Ryan spent her childhood in Sarnia, Ontario, a place that was not especially prosperous or urban and had a active amateur dramatics theater scene. Her dad owned an technical company, her mother was in IT, and they demanded a lot of her because she was bright, a high achiever. She wanted to escape from the age of about seven. “It was the sort of community where people are very happy to live next door to their parents and stay there for a long time and have each other’s children. When I visit now, all these kids look really familiar to me, because I spent my childhood with both their parents.” But isn't it true she partnered with her own high school sweetheart? She went back to Sarnia, caught up with her former partner, who she went out with as a teenager, and now – six years later – they have three children together, plus Violet, now 16, who Ryan had brought up until then as a lone parent. “Right,” says Ryan. “Sometimes I think there’s an alternate reality where I haven’t done that, and it’s still just Violet and me, stylish, cosmopolitan, portable. But we can’t fully escape where we started, it appears.”

‘We cannot completely leave behind where we came from’

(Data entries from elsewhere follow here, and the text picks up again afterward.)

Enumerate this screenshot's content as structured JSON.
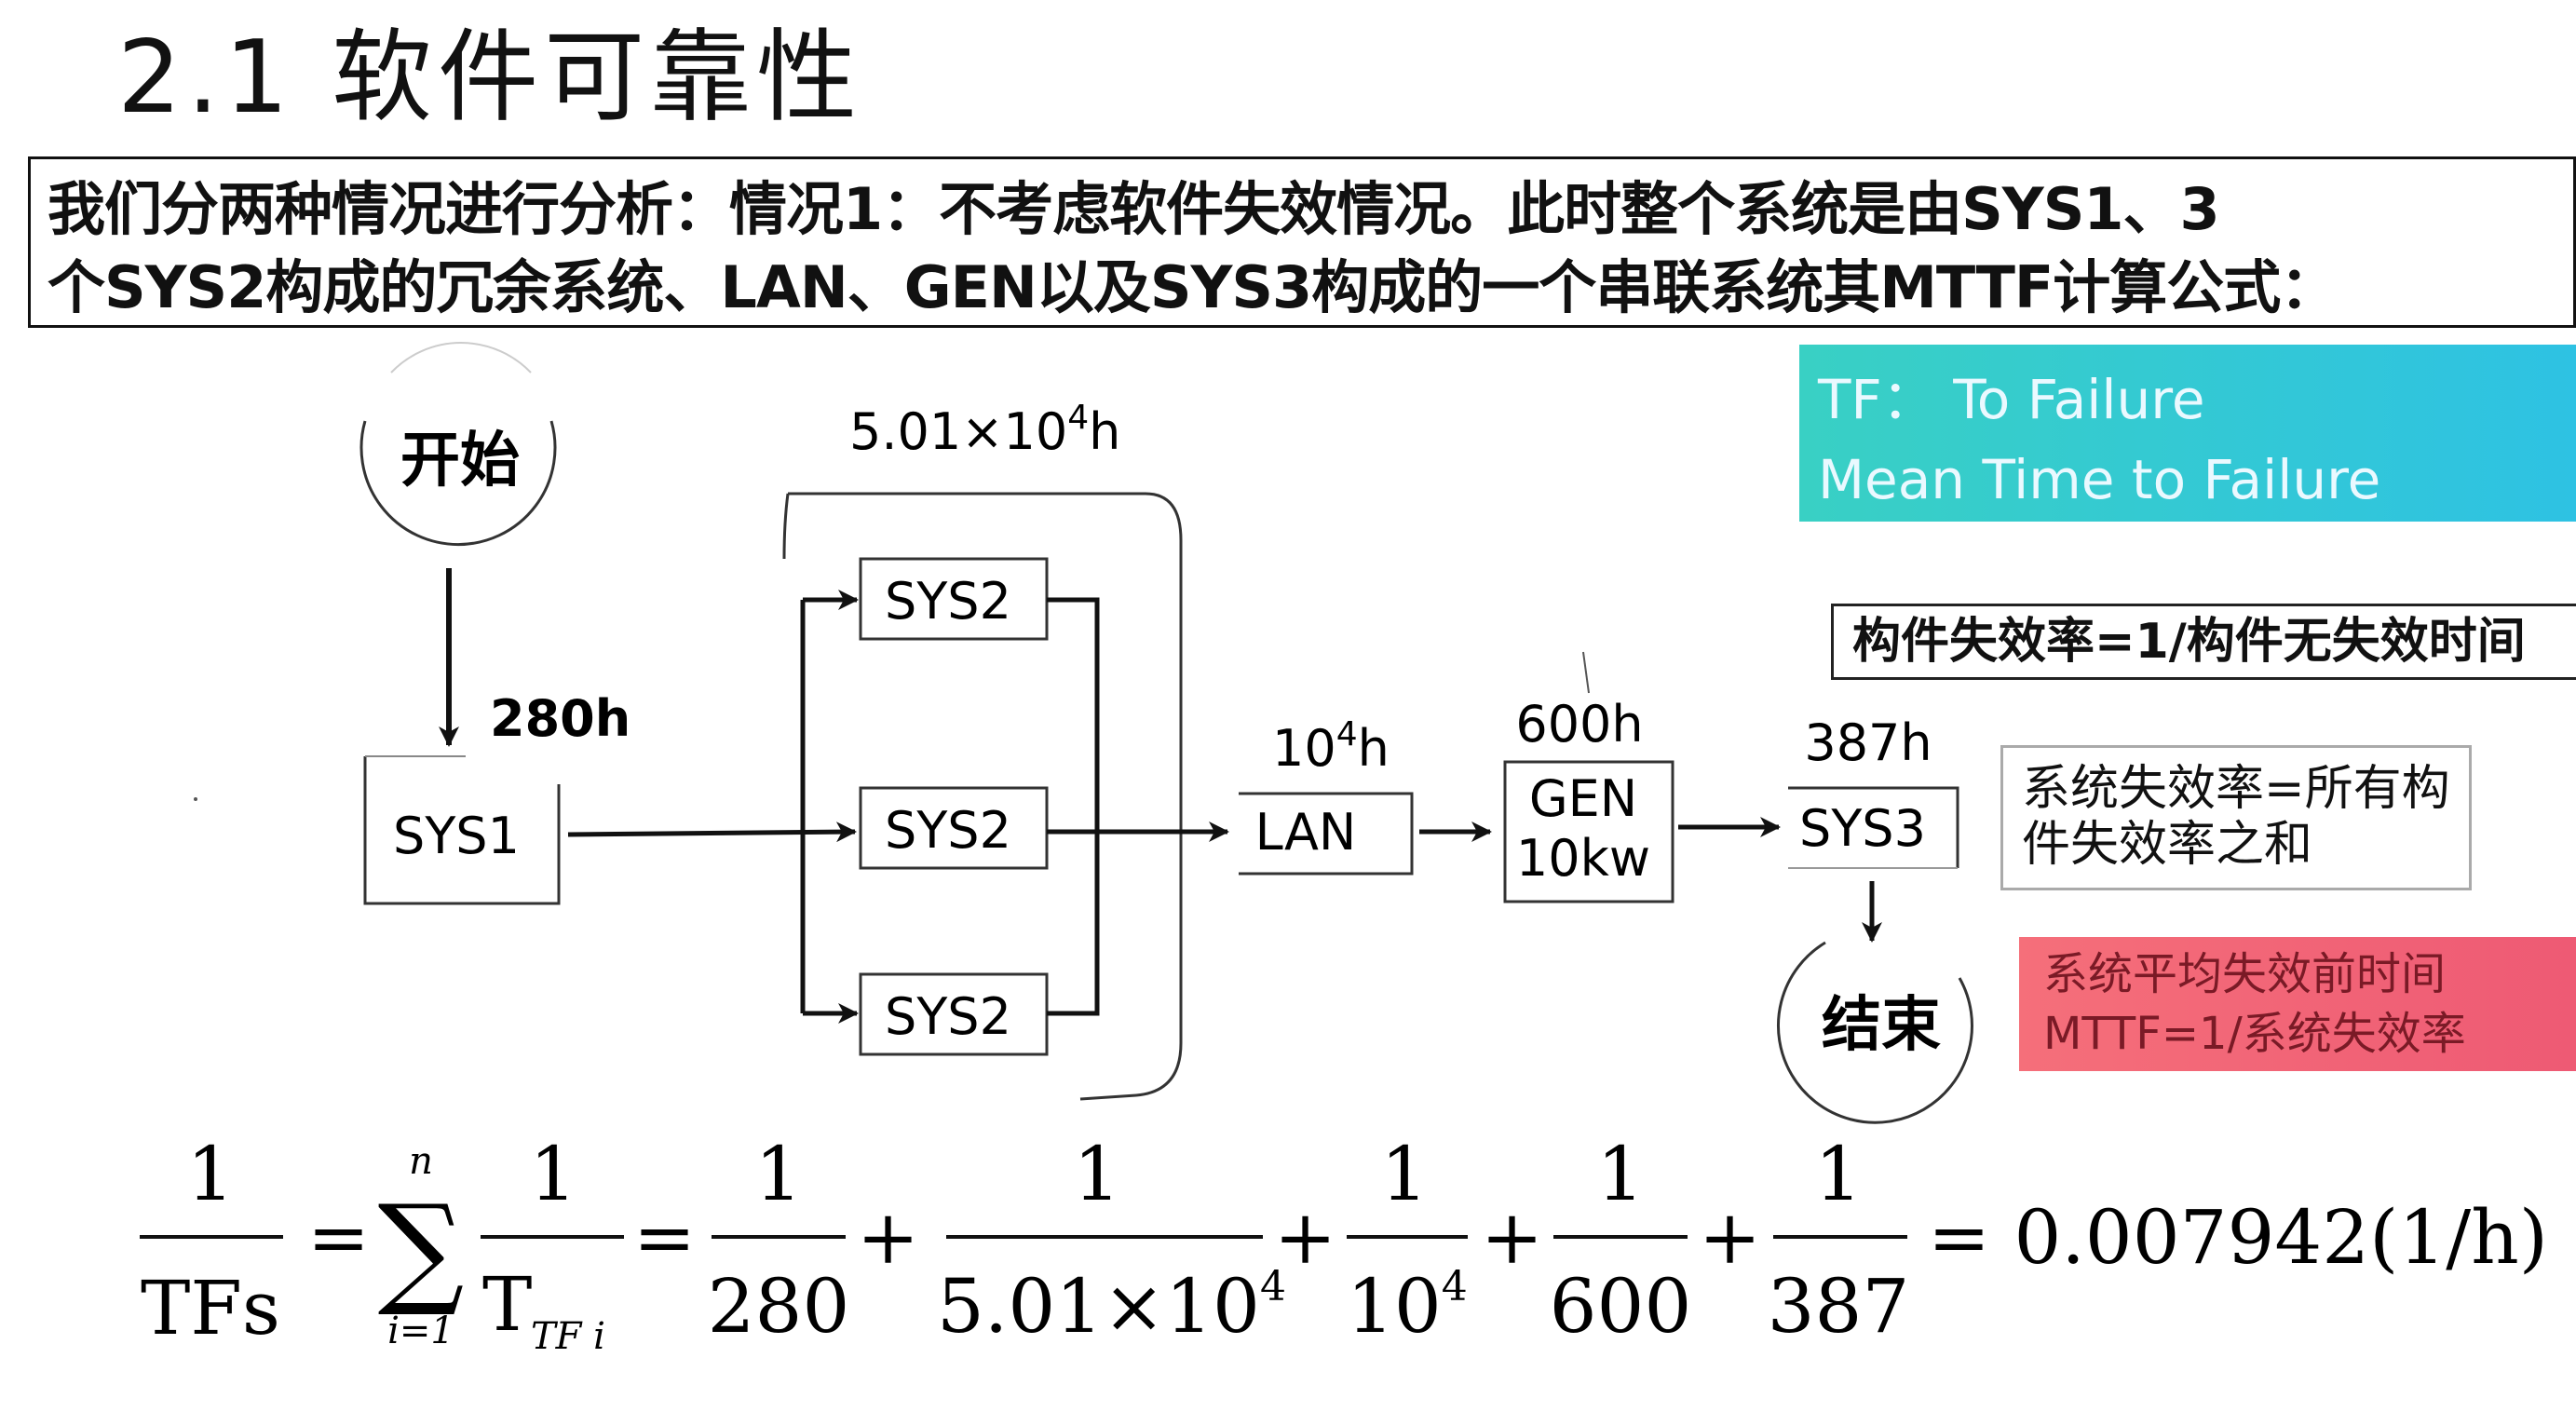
{
  "title": "2.1 软件可靠性",
  "intro": {
    "line1": "我们分两种情况进行分析：情况1：不考虑软件失效情况。此时整个系统是由SYS1、3",
    "line2": "个SYS2构成的冗余系统、LAN、GEN以及SYS3构成的一个串联系统其MTTF计算公式："
  },
  "flow": {
    "start": "开始",
    "end": "结束",
    "sys1": {
      "name": "SYS1",
      "time": "280h"
    },
    "sys2": {
      "name": "SYS2",
      "time_base": "5.01×10",
      "time_exp": "4",
      "time_unit": "h"
    },
    "lan": {
      "name": "LAN",
      "time_base": "10",
      "time_exp": "4",
      "time_unit": "h"
    },
    "gen": {
      "name": "GEN",
      "spec": "10kw",
      "time": "600h"
    },
    "sys3": {
      "name": "SYS3",
      "time": "387h"
    }
  },
  "legends": {
    "teal_line1": "TF：  To Failure",
    "teal_line2": "Mean Time to Failure",
    "component_rate": "构件失效率=1/构件无失效时间",
    "system_rate_line1": "系统失效率=所有构",
    "system_rate_line2": "件失效率之和",
    "mttf_line1": "系统平均失效前时间",
    "mttf_line2": "MTTF=1/系统失效率"
  },
  "colors": {
    "teal": "#34c8d4",
    "red": "#f0647a"
  },
  "formula": {
    "one": "1",
    "lhs_den": "TFs",
    "eq": "=",
    "sigma": "∑",
    "sum_upper": "n",
    "sum_lower": "i=1",
    "t_den": "T",
    "t_sub": "TF i",
    "plus": "+",
    "d1": "280",
    "d2_base": "5.01×10",
    "d2_exp": "4",
    "d3_base": "10",
    "d3_exp": "4",
    "d4": "600",
    "d5": "387",
    "result": "= 0.007942(1/h)"
  }
}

She did escape for a bit, aged 18, and moved to Toronto, which she adored. These were the Hooters years, which has been another source of discussion, not just that she worked – and found it fun – in a topless bar (except this is a misconception: “You would be let go for being nude; you’re not allowed to take your shirt off”), but also for a bit in one of her routines where she discussed giving a manager a blowjob in return for being allowed to go home early. It crossed so many boundaries – what even was that? Exploitation? Transaction? Inappropriate conduct? Unsisterliness (towards whoever it was who had to stay late so she could leave early)? Whatever it was, you certainly were not meant to joke about it.

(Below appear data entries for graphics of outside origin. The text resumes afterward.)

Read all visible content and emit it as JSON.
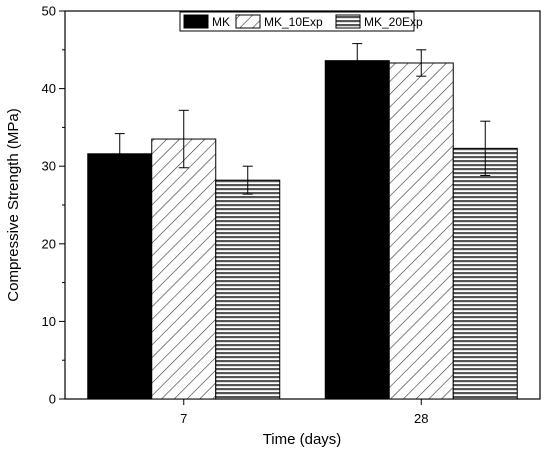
{
  "chart_data": {
    "type": "bar",
    "title": "",
    "xlabel": "Time (days)",
    "ylabel": "Compressive Strength (MPa)",
    "categories": [
      "7",
      "28"
    ],
    "ylim": [
      0,
      50
    ],
    "yticks": [
      0,
      10,
      20,
      30,
      40,
      50
    ],
    "grid": false,
    "legend_position": "top",
    "series": [
      {
        "name": "MK",
        "values": [
          31.6,
          43.6
        ],
        "errors": [
          2.6,
          2.2
        ],
        "fill": "solid black"
      },
      {
        "name": "MK_10Exp",
        "values": [
          33.5,
          43.3
        ],
        "errors": [
          3.7,
          1.7
        ],
        "fill": "diagonal hatch"
      },
      {
        "name": "MK_20Exp",
        "values": [
          28.2,
          32.3
        ],
        "errors": [
          1.8,
          3.5
        ],
        "fill": "horizontal hatch"
      }
    ]
  }
}
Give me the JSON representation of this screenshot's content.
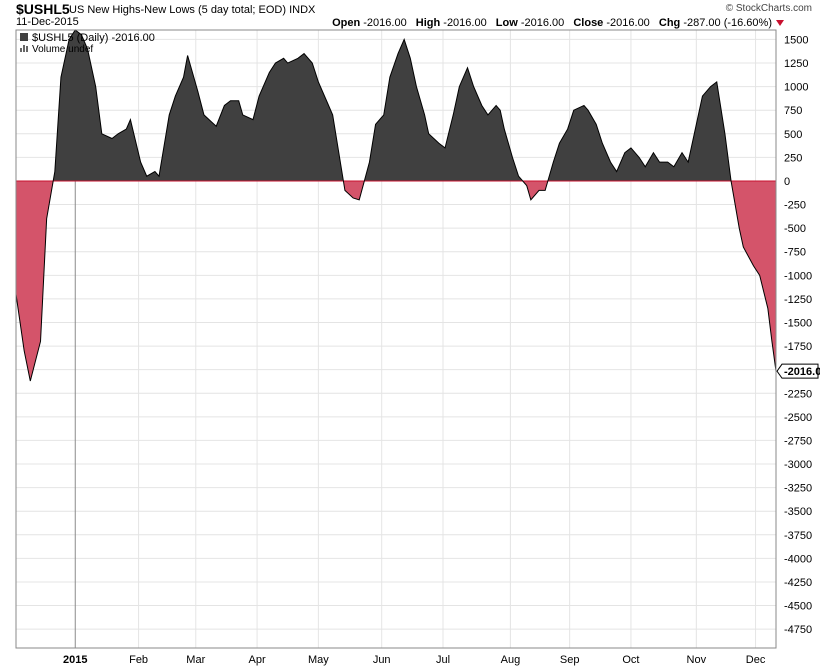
{
  "header": {
    "symbol": "$USHL5",
    "description": "US New Highs-New Lows (5 day total; EOD)",
    "exchange": "INDX",
    "date": "11-Dec-2015",
    "watermark": "© StockCharts.com",
    "open_label": "Open",
    "open_value": "-2016.00",
    "high_label": "High",
    "high_value": "-2016.00",
    "low_label": "Low",
    "low_value": "-2016.00",
    "close_label": "Close",
    "close_value": "-2016.00",
    "chg_label": "Chg",
    "chg_value": "-287.00 (-16.60%)"
  },
  "legend": {
    "series_label": "$USHL5 (Daily) -2016.00",
    "volume_label": "Volume undef"
  },
  "last_value_label": "-2016.00",
  "colors": {
    "positive_fill": "#404040",
    "negative_fill": "#d4546a",
    "line": "#000000",
    "zero_line": "#c8102e"
  },
  "chart_data": {
    "type": "area",
    "title": "$USHL5 US New Highs-New Lows (5 day total; EOD)",
    "ylim": [
      -4950,
      1600
    ],
    "y_ticks": [
      1500,
      1250,
      1000,
      750,
      500,
      250,
      0,
      -250,
      -500,
      -750,
      -1000,
      -1250,
      -1500,
      -1750,
      -2000,
      -2250,
      -2500,
      -2750,
      -3000,
      -3250,
      -3500,
      -3750,
      -4000,
      -4250,
      -4500,
      -4750
    ],
    "y_tick_labels": [
      "1500",
      "1250",
      "1000",
      "750",
      "500",
      "250",
      "0",
      "-250",
      "-500",
      "-750",
      "-1000",
      "-1250",
      "-1500",
      "-1750",
      "-2000",
      "-2250",
      "-2500",
      "-2750",
      "-3000",
      "-3250",
      "-3500",
      "-3750",
      "-4000",
      "-4250",
      "-4500",
      "-4750"
    ],
    "x_labels": [
      "2015",
      "Feb",
      "Mar",
      "Apr",
      "May",
      "Jun",
      "Jul",
      "Aug",
      "Sep",
      "Oct",
      "Nov",
      "Dec"
    ],
    "x_label_dates": [
      "2015-01-02",
      "2015-02-02",
      "2015-03-02",
      "2015-04-01",
      "2015-05-01",
      "2015-06-01",
      "2015-07-01",
      "2015-08-03",
      "2015-09-01",
      "2015-10-01",
      "2015-11-02",
      "2015-12-01"
    ],
    "xlim": [
      "2014-12-04",
      "2015-12-11"
    ],
    "series": [
      {
        "values": [
          [
            "2014-12-04",
            -1200
          ],
          [
            "2014-12-08",
            -1800
          ],
          [
            "2014-12-11",
            -2120
          ],
          [
            "2014-12-16",
            -1700
          ],
          [
            "2014-12-19",
            -400
          ],
          [
            "2014-12-23",
            100
          ],
          [
            "2014-12-26",
            1100
          ],
          [
            "2014-12-30",
            1500
          ],
          [
            "2015-01-02",
            1600
          ],
          [
            "2015-01-05",
            1550
          ],
          [
            "2015-01-08",
            1400
          ],
          [
            "2015-01-12",
            1000
          ],
          [
            "2015-01-15",
            500
          ],
          [
            "2015-01-20",
            450
          ],
          [
            "2015-01-23",
            500
          ],
          [
            "2015-01-27",
            550
          ],
          [
            "2015-01-29",
            650
          ],
          [
            "2015-02-03",
            200
          ],
          [
            "2015-02-06",
            50
          ],
          [
            "2015-02-10",
            100
          ],
          [
            "2015-02-12",
            50
          ],
          [
            "2015-02-17",
            700
          ],
          [
            "2015-02-20",
            900
          ],
          [
            "2015-02-24",
            1100
          ],
          [
            "2015-02-26",
            1330
          ],
          [
            "2015-03-03",
            950
          ],
          [
            "2015-03-06",
            700
          ],
          [
            "2015-03-10",
            620
          ],
          [
            "2015-03-12",
            580
          ],
          [
            "2015-03-16",
            800
          ],
          [
            "2015-03-19",
            850
          ],
          [
            "2015-03-23",
            850
          ],
          [
            "2015-03-25",
            700
          ],
          [
            "2015-03-30",
            650
          ],
          [
            "2015-04-02",
            900
          ],
          [
            "2015-04-07",
            1150
          ],
          [
            "2015-04-10",
            1250
          ],
          [
            "2015-04-14",
            1300
          ],
          [
            "2015-04-16",
            1250
          ],
          [
            "2015-04-21",
            1300
          ],
          [
            "2015-04-24",
            1350
          ],
          [
            "2015-04-28",
            1250
          ],
          [
            "2015-05-01",
            1050
          ],
          [
            "2015-05-05",
            850
          ],
          [
            "2015-05-08",
            700
          ],
          [
            "2015-05-11",
            300
          ],
          [
            "2015-05-14",
            -100
          ],
          [
            "2015-05-18",
            -180
          ],
          [
            "2015-05-21",
            -200
          ],
          [
            "2015-05-26",
            200
          ],
          [
            "2015-05-29",
            600
          ],
          [
            "2015-06-02",
            700
          ],
          [
            "2015-06-05",
            1100
          ],
          [
            "2015-06-09",
            1350
          ],
          [
            "2015-06-12",
            1500
          ],
          [
            "2015-06-15",
            1300
          ],
          [
            "2015-06-18",
            1000
          ],
          [
            "2015-06-22",
            700
          ],
          [
            "2015-06-24",
            500
          ],
          [
            "2015-06-29",
            400
          ],
          [
            "2015-07-02",
            350
          ],
          [
            "2015-07-06",
            700
          ],
          [
            "2015-07-09",
            1000
          ],
          [
            "2015-07-13",
            1200
          ],
          [
            "2015-07-16",
            1000
          ],
          [
            "2015-07-20",
            800
          ],
          [
            "2015-07-23",
            700
          ],
          [
            "2015-07-27",
            800
          ],
          [
            "2015-07-29",
            750
          ],
          [
            "2015-07-31",
            550
          ],
          [
            "2015-08-04",
            250
          ],
          [
            "2015-08-07",
            50
          ],
          [
            "2015-08-11",
            -50
          ],
          [
            "2015-08-13",
            -200
          ],
          [
            "2015-08-17",
            -100
          ],
          [
            "2015-08-20",
            -100
          ],
          [
            "2015-08-24",
            200
          ],
          [
            "2015-08-27",
            400
          ],
          [
            "2015-08-31",
            550
          ],
          [
            "2015-09-03",
            750
          ],
          [
            "2015-09-08",
            800
          ],
          [
            "2015-09-10",
            750
          ],
          [
            "2015-09-14",
            600
          ],
          [
            "2015-09-17",
            400
          ],
          [
            "2015-09-21",
            200
          ],
          [
            "2015-09-24",
            100
          ],
          [
            "2015-09-28",
            300
          ],
          [
            "2015-10-01",
            350
          ],
          [
            "2015-10-05",
            250
          ],
          [
            "2015-10-08",
            150
          ],
          [
            "2015-10-12",
            300
          ],
          [
            "2015-10-15",
            200
          ],
          [
            "2015-10-19",
            200
          ],
          [
            "2015-10-22",
            150
          ],
          [
            "2015-10-26",
            300
          ],
          [
            "2015-10-29",
            200
          ],
          [
            "2015-11-02",
            600
          ],
          [
            "2015-11-05",
            900
          ],
          [
            "2015-11-09",
            1000
          ],
          [
            "2015-11-12",
            1050
          ],
          [
            "2015-11-16",
            500
          ],
          [
            "2015-11-19",
            0
          ],
          [
            "2015-11-23",
            -500
          ],
          [
            "2015-11-25",
            -700
          ],
          [
            "2015-11-30",
            -900
          ],
          [
            "2015-12-03",
            -1000
          ],
          [
            "2015-12-07",
            -1350
          ],
          [
            "2015-12-09",
            -1700
          ],
          [
            "2015-12-11",
            -2016
          ]
        ]
      }
    ]
  }
}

Ryan was surprised that her anecdote caused controversy – she liked the guy! She also wanted to go home early. But it exposed something larger: a calculated rigidity around sex, a sense that the price of the #MeToo movement was demonstrative chastity. “I’ve always found this fascinating, in debates about sex, consent and manipulation, the people who fail to grasp the subtlety of it. Therefore if this is abuse, why isn’t that abuse?” She references the linking of certain comments to lyrics in popular music. “They said: ‘Well, how’s that distinct?’ I thought: ‘How is it comparable?’”

She would never have moved to London in 2008 had it not been for her romantic interest. “Everyone said: ‘Don’t go to London, they have rats there.’ And I found it difficult, because I was instantly broke.”

‘I was aware I had jokes’

She got a job in sales, was found to have lupus, which can sometimes make it difficult to get pregnant, and at 23, decided to try to have a baby. “When you’re first told you have something – I was quite unwell at the time – you go to the most negative outcome. My logic with my boyfriend was, we’ve had so many issues, if we haven’t split up by now, we never will. Now I see how long life is, and how many things can change. But at 23, I couldn’t see it.” She succeeded in get pregnant and had Violet.

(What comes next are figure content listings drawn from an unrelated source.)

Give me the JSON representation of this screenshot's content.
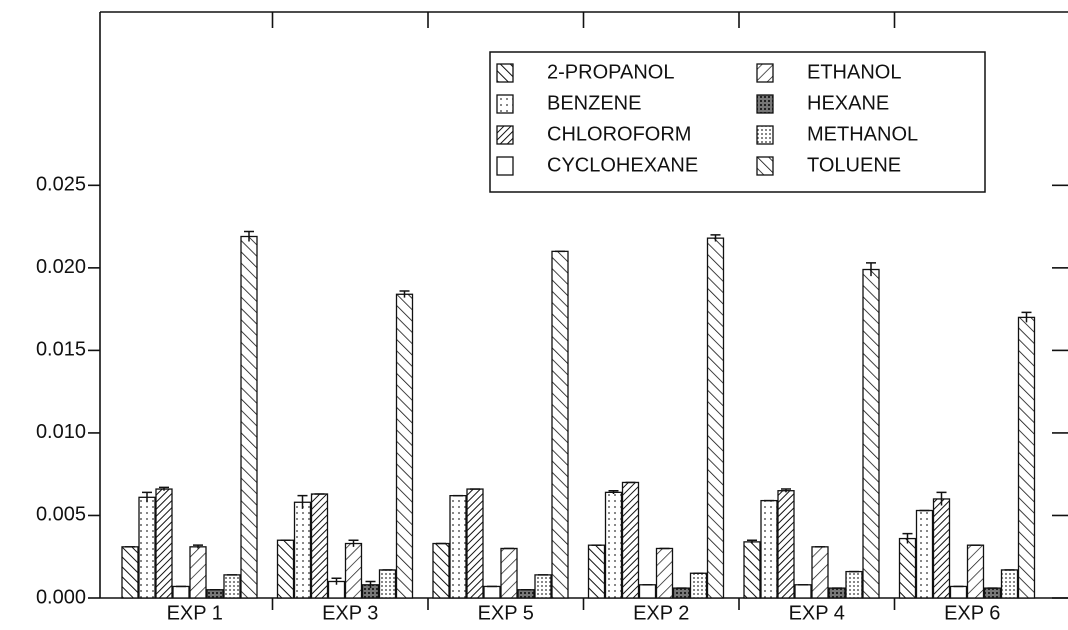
{
  "chart_data": {
    "type": "bar",
    "categories": [
      "EXP 1",
      "EXP 3",
      "EXP 5",
      "EXP 2",
      "EXP 4",
      "EXP 6"
    ],
    "series": [
      {
        "name": "2-PROPANOL",
        "color": "#111111",
        "pattern": "back-hatch",
        "values": [
          0.0031,
          0.0035,
          0.0033,
          0.0032,
          0.0034,
          0.0036
        ],
        "errors": [
          0,
          0,
          0,
          0,
          0.0001,
          0.0003
        ]
      },
      {
        "name": "BENZENE",
        "color": "#111111",
        "pattern": "sparse-dots",
        "values": [
          0.0061,
          0.0058,
          0.0062,
          0.0064,
          0.0059,
          0.0053
        ],
        "errors": [
          0.0003,
          0.0004,
          0,
          0.0001,
          0,
          0
        ]
      },
      {
        "name": "CHLOROFORM",
        "color": "#111111",
        "pattern": "dense-hatch",
        "values": [
          0.0066,
          0.0063,
          0.0066,
          0.007,
          0.0065,
          0.006
        ],
        "errors": [
          0.0001,
          0,
          0,
          0,
          0.0001,
          0.0004
        ]
      },
      {
        "name": "CYCLOHEXANE",
        "color": "#111111",
        "pattern": "none",
        "values": [
          0.0007,
          0.001,
          0.0007,
          0.0008,
          0.0008,
          0.0007
        ],
        "errors": [
          0,
          0.0002,
          0,
          0,
          0,
          0
        ]
      },
      {
        "name": "ETHANOL",
        "color": "#111111",
        "pattern": "sparse-hatch",
        "values": [
          0.0031,
          0.0033,
          0.003,
          0.003,
          0.0031,
          0.0032
        ],
        "errors": [
          0.0001,
          0.0002,
          0,
          0,
          0,
          0
        ]
      },
      {
        "name": "HEXANE",
        "color": "#111111",
        "pattern": "cross-hatch",
        "values": [
          0.0005,
          0.0008,
          0.0005,
          0.0006,
          0.0006,
          0.0006
        ],
        "errors": [
          0,
          0.0002,
          0,
          0,
          0,
          0
        ]
      },
      {
        "name": "METHANOL",
        "color": "#111111",
        "pattern": "dense-dots",
        "values": [
          0.0014,
          0.0017,
          0.0014,
          0.0015,
          0.0016,
          0.0017
        ],
        "errors": [
          0,
          0,
          0,
          0,
          0,
          0
        ]
      },
      {
        "name": "TOLUENE",
        "color": "#111111",
        "pattern": "back-hatch-wide",
        "values": [
          0.0219,
          0.0184,
          0.021,
          0.0218,
          0.0199,
          0.017
        ],
        "errors": [
          0.0003,
          0.0002,
          0,
          0.0002,
          0.0004,
          0.0003
        ]
      }
    ],
    "ylim": [
      0,
      0.0355
    ],
    "yticks": [
      {
        "value": 0,
        "label": "0.000"
      },
      {
        "value": 0.005,
        "label": "0.005"
      },
      {
        "value": 0.01,
        "label": "0.010"
      },
      {
        "value": 0.015,
        "label": "0.015"
      },
      {
        "value": 0.02,
        "label": "0.020"
      },
      {
        "value": 0.025,
        "label": "0.025"
      }
    ],
    "legend": "top-right"
  }
}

The following period sounds as high-pressure as a tense comedy film. While on time off, she would care for Violet in the day and try to enter standup in the evening, bringing her daughter with her. She was aware from her sales job that she had no problem being convincing, and she had belief in her quickfire wit from her time at Hooters; more than that, she says plainly, “I was confident I had comedy.” The whole circuit was shot through with discrimination – she won a major comedy award in 2008, just over a year after she’d started performing, a prize that was established in the context of a ongoing debate about whether women could be funny

Jacob Daniel
Jacob Daniel

Elara is a seasoned gaming analyst with over a decade of experience in the online casino industry, specializing in slot mechanics and player trends.